I pulled a great prank on my parishioners today at Mass. Several people told me it needs to be on my blog, so here it is!
No hypocrites need apply!
There are many reasons why people say they do not attend Mass anymore. Among the reasons they quote, one is their perceived hypocrisy of Catholics who worship faithfully. They accuse Catholics of being all talk and no action. Sometimes of course these accusations are unfair and reveal more about the mindset of the person making them than the Catholics they are attacking. Many times the person making this accusation is being self-righteous and sanctimonious, just like the young man in Dostoevsky’s novel who clearly sees through the hypocrisies in his society. Dostoevsky titled the work, “The idiot”.
But sometimes the accusations are spot on! Sadly, there are many Catholics who are very bold in what they say and what they do at mass and wear flashy religious items for people to see, but whose actions betray them to the point that people might say, “if that’s what being a Catholic is all about, I want no part of it!” As Catholics the worst thing we can do is be hypocritical. We cannot simply talk about how much we love God without actually doing it. Pope Francis is certainly showing us that in teaching us to be concerned about the needs of the poor and looking out for other people. Many times, though, the hypocritical situations have nothing to do with the social justice teachings that we lack but simply the courtesies and the common charity that are missing in our relationships with friends, coworkers, and family members. I am amazed sometimes when I watch what quarreling spouses will do to each other. These are people who once promised to love each other for the rest of their lives and for whom the other person is supposed to be the most important person in their lives, and the mean, vindictive, and downright cruel things that sometimes they’ll say and do to each other is deplorable. People who give a lot of money to poor people in foreign lands but who treat their loved ones like garbage are not fooling anyone. Others will see right through us and only see a phony.

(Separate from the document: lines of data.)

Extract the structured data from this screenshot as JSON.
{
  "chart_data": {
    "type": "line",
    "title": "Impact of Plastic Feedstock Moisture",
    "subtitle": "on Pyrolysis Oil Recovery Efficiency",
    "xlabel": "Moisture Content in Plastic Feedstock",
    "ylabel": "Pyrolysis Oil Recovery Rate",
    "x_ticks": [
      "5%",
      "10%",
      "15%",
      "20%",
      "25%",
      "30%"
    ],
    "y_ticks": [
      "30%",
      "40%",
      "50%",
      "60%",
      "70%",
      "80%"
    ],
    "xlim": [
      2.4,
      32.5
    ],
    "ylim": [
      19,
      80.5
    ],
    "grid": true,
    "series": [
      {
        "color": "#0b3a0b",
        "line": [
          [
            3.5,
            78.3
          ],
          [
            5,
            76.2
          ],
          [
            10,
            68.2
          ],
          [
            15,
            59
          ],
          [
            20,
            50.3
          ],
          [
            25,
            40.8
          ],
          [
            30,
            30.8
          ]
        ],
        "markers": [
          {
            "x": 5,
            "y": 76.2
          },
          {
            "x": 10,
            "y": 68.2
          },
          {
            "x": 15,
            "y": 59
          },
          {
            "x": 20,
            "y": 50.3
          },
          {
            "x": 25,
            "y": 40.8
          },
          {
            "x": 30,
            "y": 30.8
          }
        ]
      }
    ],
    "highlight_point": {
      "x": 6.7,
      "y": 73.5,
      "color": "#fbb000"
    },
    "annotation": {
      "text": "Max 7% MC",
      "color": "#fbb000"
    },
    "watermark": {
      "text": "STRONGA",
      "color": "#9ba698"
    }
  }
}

We are hardly being a good example of Christ to others if we are not loving those around us and if we are not trying each and every day to be the best person we can be. To put it simply, our faith is not just for an hour on Sunday. We will impress no one by our prayer on Sunday if we forget about it on Monday.
Are we trying to live as intentional disciples of Jesus? Are we going about each and every day trying to be the people that Christ wants us to be? Are we intentionally working to be people who bring Christ to everyone we meet and who live the gospel each and every day, for whom faith is not merely a creed we follow but a way of life? If we are not actively and consciously working at this each and every day, then the clear answer to us is “no, it is not!” Honest people will forgive us our shortcomings and sins, but they will not forgive hypocrisy. The world doesn’t need a lot of hypocrites. The world doesn’t need a lot of people going around telling God how much they love him; the world needs people who tell God they love him and show it by their love for one another, whether it be the poor, people in foreign countries who are in need, or the people in our own families, our neighborhoods, our schools, and our workplaces. Christ’s love extends to everyone and no one is outside the reach of his love, especially those closest to us. If we wish to truly be effective Christians who lead many people to Christ, there is no escape from loving one another as Christ has loved us.